Kimchi & Cheese Kimbap is a bold twist on classic kimbap is packed with flavor and comfort. Spicy, tangy kimchi fried rice is rolled up in roasted seaweed with gooey mozzarella at the center, creating the perfect bite of heat and creaminess. Each slice delivers rich, savory flavor with just the right balance of spice and indulgence. It’s a Korean street food-inspired snack or lunch that hits all the right notes—spicy, cheesy, and totally addictive.
We ate these warm right after I made them, but I actually liked them even more out of the fridge the next day. This recipe was inspired by one on christieathome.com. I love the idea of this street food version of kimbap.

There are a couple supplies you can use to make kimbap. The first is the sheets of nori that are meant for this or sushi rolls. You can get them at the Asian market or here. A tip: lightly toast the sheets over your gas stove top burner or other heat source to crisp them up slightly before rolling. Don’t toast too much or they will crack, but doing this helps to give you a crispy bite of nori vs a chewy soft one.
The other thing that is nice to have to make rolling easy, but not completely necessary is a sushi rolling mat. This is a bamboo mat that helps you get your rolls nice and tight. There is a video here on how to use one.

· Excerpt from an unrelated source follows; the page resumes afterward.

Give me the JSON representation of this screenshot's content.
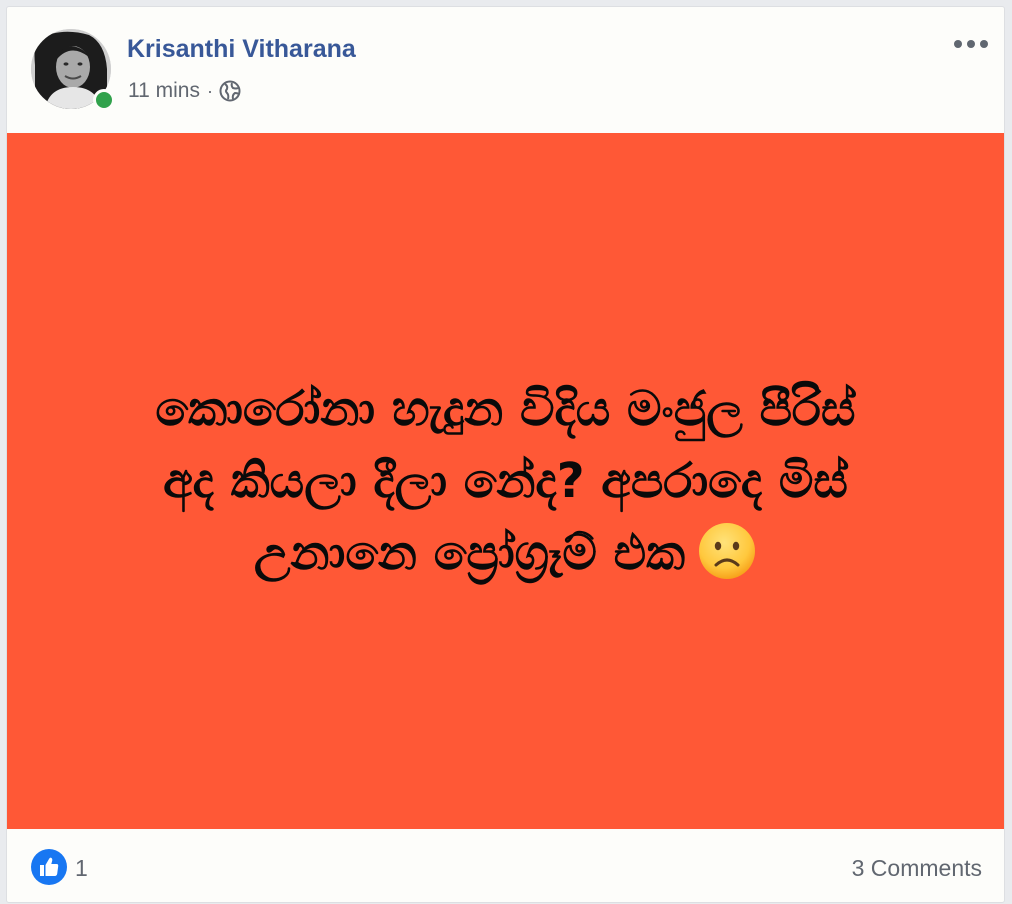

If you’d like to make some other Korean favorites, check out my selection of other Korean recipes here.

Kimchi and Cheese Kimbap
Equipment
- 1 bamboo sushi mat optional
Ingredients
- 1/2 lb block of mozzarella cut into 1/2 inch thick sticks to go in the center
- 5 sheets nori lightly toasted
For the kimchi fried rice:
- 2 tbsp oil
- 1 tbsp sesame oil
- 4 cups cooked Asian rice see my post on cooking Asian rice on the stove
- 1 1/2 cup chopped kimchi
- 2 tbsp juice from the kimchi jar
- 2 garlic cloves minced
- 1 tbsp soy sauce
- salt to taste
Instructions
- Cook your rice and allow it to cool. In a wok, heat the oil until hot and add the garlic and stir fry for a second, then add the kimchi. Fry for another minute, then add the rest of the ingredients including the sesame oil and stir fry until well mixed and lightly toasted. Remove from the heat.
- Slice the cheese into long strips that fit in the nori. Lightly toast a nori sheet over a burner, and lay it on your rolling mat or on a cutting board. Spread rice in a thin layer over the whole sheet, leaving a 1 inch open strip at the top to use to seal it.
- Lay the cheese across in the lower 1/3 and begin rolling up the roll. Use a finger dipped in water and run it along the open edge right before finishing the roll up. Press along the seam and then turn it seam side down so it has time to seal. Set aside and roll another. When you are finished, use a clean, very sharp knife to cut into slices, cleaning the knife if it gets any rice stuck on it to get clean cuts. Serve warm, or cold from the fridge.